問6  (i)② ③は「意図的に」が変。④食物連鎖云々は「むしろ」の手前で言及され、主題ではない。
(ii)③ ①問2④と同じ理由で消える。②1文目がつながらない。④文章2で「循環」は触れられているが、上下の序列とはいっていない。

 

■小説 形式にまどわされなければ、選択肢は消しやすい年。1~2ミス以内に収められれば◎

問1 ②(P18の最後の方)
   ⑥(「ほとんど無意識に」とあり、成功しそうな策があったか怪しい)


問2 ①
直前の文が大きなヒントになる。さらに後ろにも「無視と捨台詞にもにた罵言」が耐え難かったとあり、②だと主眼がずれてきてしまう。
 

問3 ③
「あ奴はあ奴で」とあるし、①のように「同様に」「共感」というのは言い過ぎであろう。

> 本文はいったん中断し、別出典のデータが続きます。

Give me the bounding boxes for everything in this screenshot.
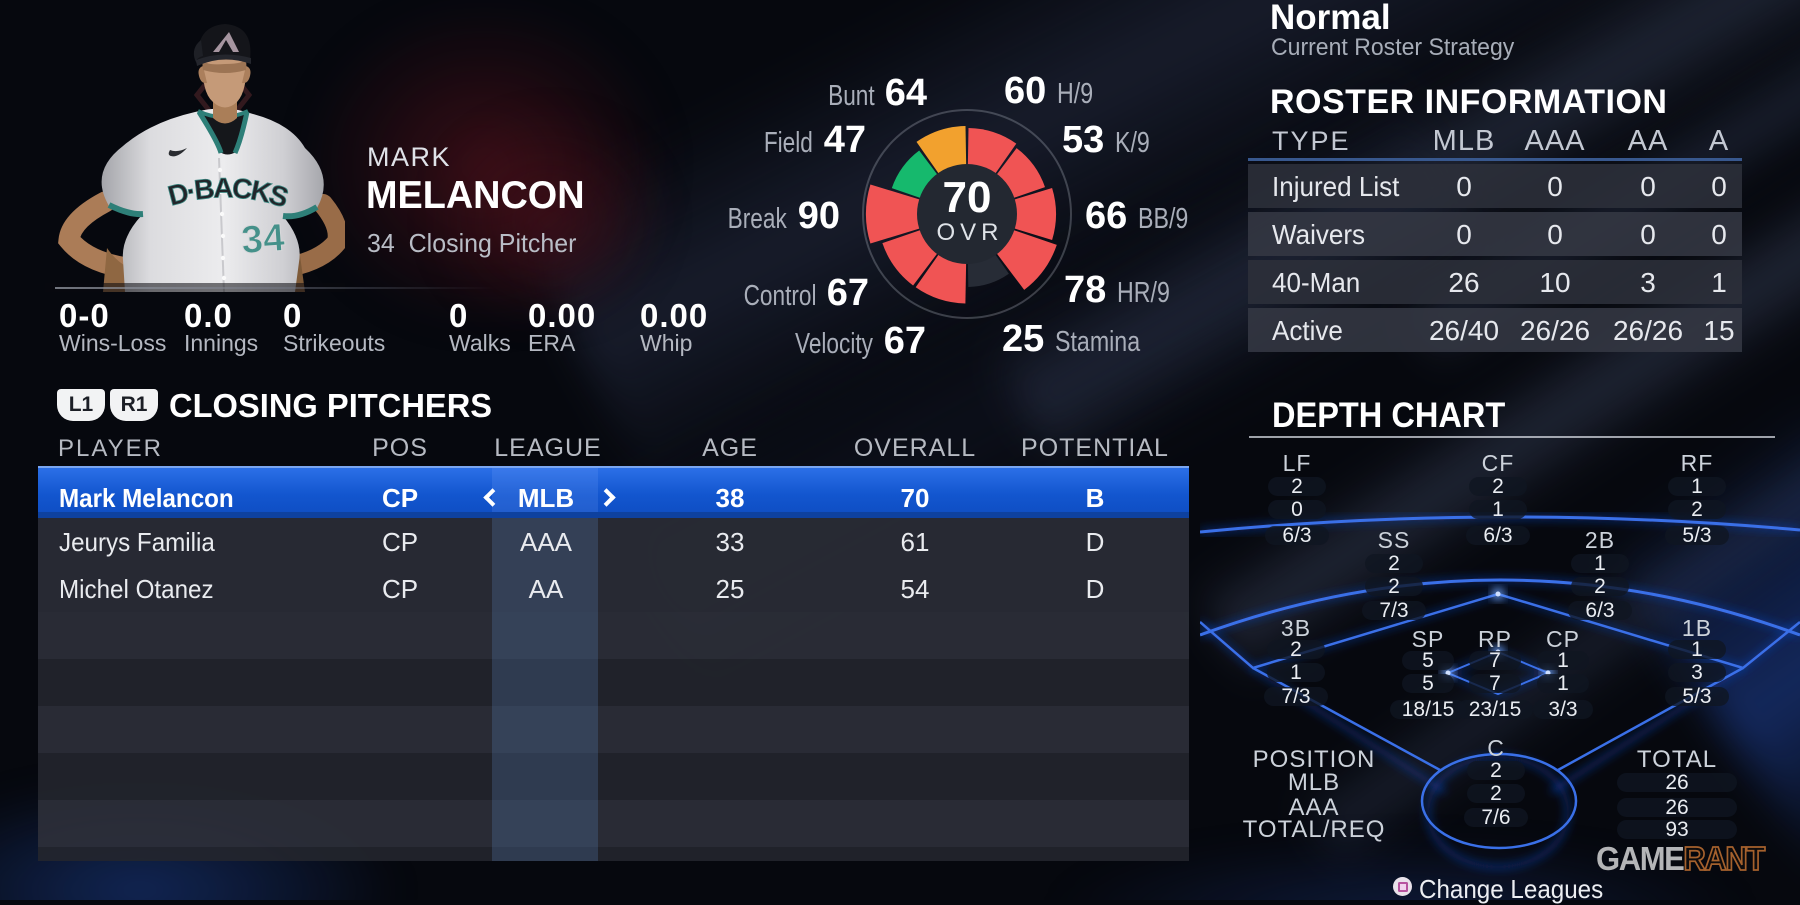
- svg-text:34: 34: [240, 216, 287, 262]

「認める」としか言っていないので、②「陰ながら応援」も言い過ぎだろう。
 

問4(i)② ③は「最中はつねに」となっているが、1回しか呼び掛けておらず、根拠がない。
  (ii)① ②の卑屈かどうかは判断に悩む部分だが、「敬意を全面的に示すように『あのオジサン』と呼んでいる」に無理があるので、②は消せる。
 

問5(i)① 歳時記にまどわされず、家の窓から見ているときは怖がっていて、近づいたら拍子抜けしているという点を押さえて解答すればよい。
(ii)⑤ (i)で①を選べていれば、連動して正解しやすい問題。「苦笑した」に近いのは④より⑤であろう。